For 2 objects with cyclical references, the approach is similar:
- Load all records of Object-A, but leaving out the Lookup-B field.
- Load all records of Object-B, including its Lookup-A field.
- Update all records of Object-A to set Lookup-B values.
Note: Your suggestion also works, but only for 2-level hierarchies. You assume that parent records have no ParentId, but in a 3-level hierarchy, the "middle" record is both a parent and a child, so the "where ParentId = null" is not sufficient. The first method I recommended above will work for any # of levels.
An alternative method takes only 1 loading step, but I don't like it because you can't use BulkAPI w/parallel, sorting gets hard for 3+ levels, and you are at mercy of Salesforce honoring the order. But FYI, this method is: 1) Sort the source data so parent records appear first, then the children. 2) Load all data, including the ParentId. Using standard API (not Bulk/Parallel) the data normally loads in same order it appears in your source file, so the parents get created before the children that reference them.

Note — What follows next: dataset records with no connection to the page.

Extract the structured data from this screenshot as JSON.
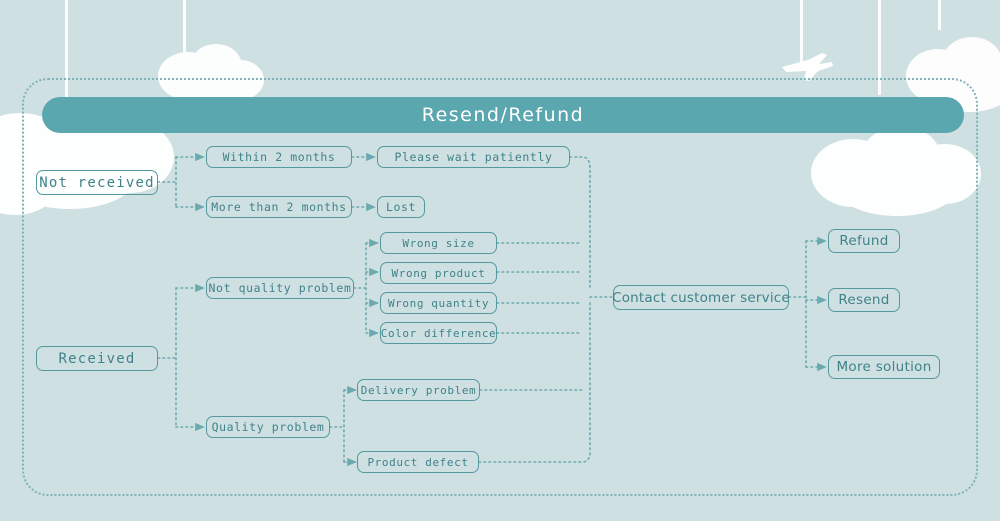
{
  "banner": {
    "title": "Resend/Refund"
  },
  "nodes": {
    "not_received": "Not received",
    "received": "Received",
    "within_2_months": "Within 2 months",
    "more_than_2_months": "More than 2 months",
    "please_wait": "Please wait patiently",
    "lost": "Lost",
    "not_quality_problem": "Not quality problem",
    "quality_problem": "Quality problem",
    "wrong_size": "Wrong size",
    "wrong_product": "Wrong product",
    "wrong_quantity": "Wrong quantity",
    "color_difference": "Color difference",
    "delivery_problem": "Delivery problem",
    "product_defect": "Product defect",
    "contact_customer_service": "Contact customer service",
    "refund": "Refund",
    "resend": "Resend",
    "more_solution": "More solution"
  },
  "colors": {
    "background": "#cfe0e2",
    "banner": "#5aa7b0",
    "node_border": "#55999f",
    "node_text": "#3f8289",
    "connector": "#6aa9af",
    "banner_text": "#ffffff",
    "decoration": "#ffffff"
  },
  "chart_data": {
    "type": "diagram",
    "title": "Resend/Refund",
    "flow": [
      {
        "from": "Not received",
        "to": "Within 2 months"
      },
      {
        "from": "Not received",
        "to": "More than 2 months"
      },
      {
        "from": "Within 2 months",
        "to": "Please wait patiently"
      },
      {
        "from": "More than 2 months",
        "to": "Lost"
      },
      {
        "from": "Received",
        "to": "Not quality problem"
      },
      {
        "from": "Received",
        "to": "Quality problem"
      },
      {
        "from": "Not quality problem",
        "to": "Wrong size"
      },
      {
        "from": "Not quality problem",
        "to": "Wrong product"
      },
      {
        "from": "Not quality problem",
        "to": "Wrong quantity"
      },
      {
        "from": "Not quality problem",
        "to": "Color difference"
      },
      {
        "from": "Quality problem",
        "to": "Delivery problem"
      },
      {
        "from": "Quality problem",
        "to": "Product defect"
      },
      {
        "from": "Please wait patiently",
        "to": "Contact customer service"
      },
      {
        "from": "Wrong size",
        "to": "Contact customer service"
      },
      {
        "from": "Wrong product",
        "to": "Contact customer service"
      },
      {
        "from": "Wrong quantity",
        "to": "Contact customer service"
      },
      {
        "from": "Color difference",
        "to": "Contact customer service"
      },
      {
        "from": "Delivery problem",
        "to": "Contact customer service"
      },
      {
        "from": "Product defect",
        "to": "Contact customer service"
      },
      {
        "from": "Contact customer service",
        "to": "Refund"
      },
      {
        "from": "Contact customer service",
        "to": "Resend"
      },
      {
        "from": "Contact customer service",
        "to": "More solution"
      }
    ]
  },
  "decorations": {
    "cloud_count": 5,
    "plane_count": 1,
    "string_count": 5
  }
}
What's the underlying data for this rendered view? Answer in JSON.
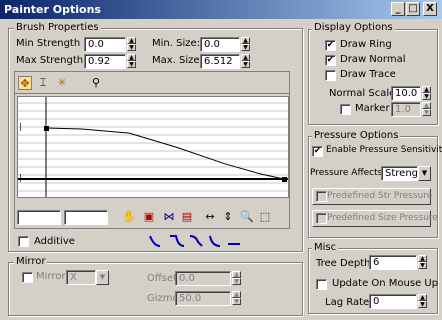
{
  "window": {
    "title": "Painter Options",
    "buttons": [
      "_",
      "□",
      "X"
    ]
  },
  "brush": {
    "legend": "Brush Properties",
    "min_strength_label": "Min Strength",
    "min_strength": "0.0",
    "max_strength_label": "Max Strength",
    "max_strength": "0.92",
    "min_size_label": "Min. Size:",
    "min_size": "0.0",
    "max_size_label": "Max. Size:",
    "max_size": "6.512",
    "additive_label": "Additive"
  },
  "display": {
    "legend": "Display Options",
    "draw_ring": "Draw Ring",
    "draw_normal": "Draw Normal",
    "draw_trace": "Draw Trace",
    "normal_scale_label": "Normal Scale",
    "normal_scale": "10.0",
    "marker_label": "Marker",
    "marker": "1.0"
  },
  "pressure": {
    "legend": "Pressure Options",
    "enable_label": "Enable Pressure Sensitivity",
    "affects_label": "Pressure Affects:",
    "affects_value": "Strength",
    "predefined_str": "Predefined Str Pressure",
    "predefined_size": "Predefined Size Pressure"
  },
  "mirror": {
    "legend": "Mirror",
    "mirror_label": "Mirror",
    "axis": "X",
    "offset_label": "Offset:",
    "offset": "0.0",
    "gizmo_label": "Gizmo Size:",
    "gizmo": "50.0"
  },
  "misc": {
    "legend": "Misc",
    "tree_depth_label": "Tree Depth:",
    "tree_depth": "6",
    "update_label": "Update On Mouse Up",
    "lag_label": "Lag Rate:",
    "lag": "0"
  },
  "curve": {
    "points": [
      [
        0,
        1.0
      ],
      [
        0.15,
        0.98
      ],
      [
        0.35,
        0.9
      ],
      [
        0.55,
        0.62
      ],
      [
        0.75,
        0.3
      ],
      [
        0.9,
        0.1
      ],
      [
        1.0,
        0.0
      ]
    ]
  }
}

Your other questions belong in a separate question post. But regarding how to ensure referred-to records are included/added in partial-data migrations, I always approach these scenarios by first building a list of distinct Id's (External-Id's) that are needed, and then loading records whose Id is in that list (using Inner Joins). For example, say you want to migrate a sampling of Accounts, only those whose name begins with 'A', plus ensuring all of their parent Accounts (regardless of Name) are also included. I would create a list of all account Id's that begin with 'A', then append to that list all the ParentId's of accounts that begin with 'A' but which are not already in the list. Finally, when loading the Accounts, I would inner-join Accounts to that list. The overhead of building the list seems high for one object, but it pays off because the very same list can be inner-joined to drive which Contacts, Opportunities, Cases, etc you load. Also note, this may be time consuming to build in Talend, but it is super easy in a database with some SQL.
Best Answer
There are so many guides and points to consider while doing data migration, but I shall try to keep it down to testing/validation of data migration only. If you have the full-copy sandbox that is the best thing, and you do migration on it first. Whether you do it on sandbox or production here are few points from my previous experience:
Audit fields (CreatedBy, Createddate, etc) update - Since Winter'16, once enabled, you will be able to set these fields when creating new records.
Use of Vlookup function to match/refer external ids or Salesforce Ids of objects from one sheet to another
I prefer Index-Match over Vlookup (but Vlookup is more common I guess).
For Enterprise and above, you can use free apps from the AppExchange to tell you how complete records are or how much a field is used – Field Trip and AddressTools Free V4 both are free.
Use SOQL effectively to validate data after conversion.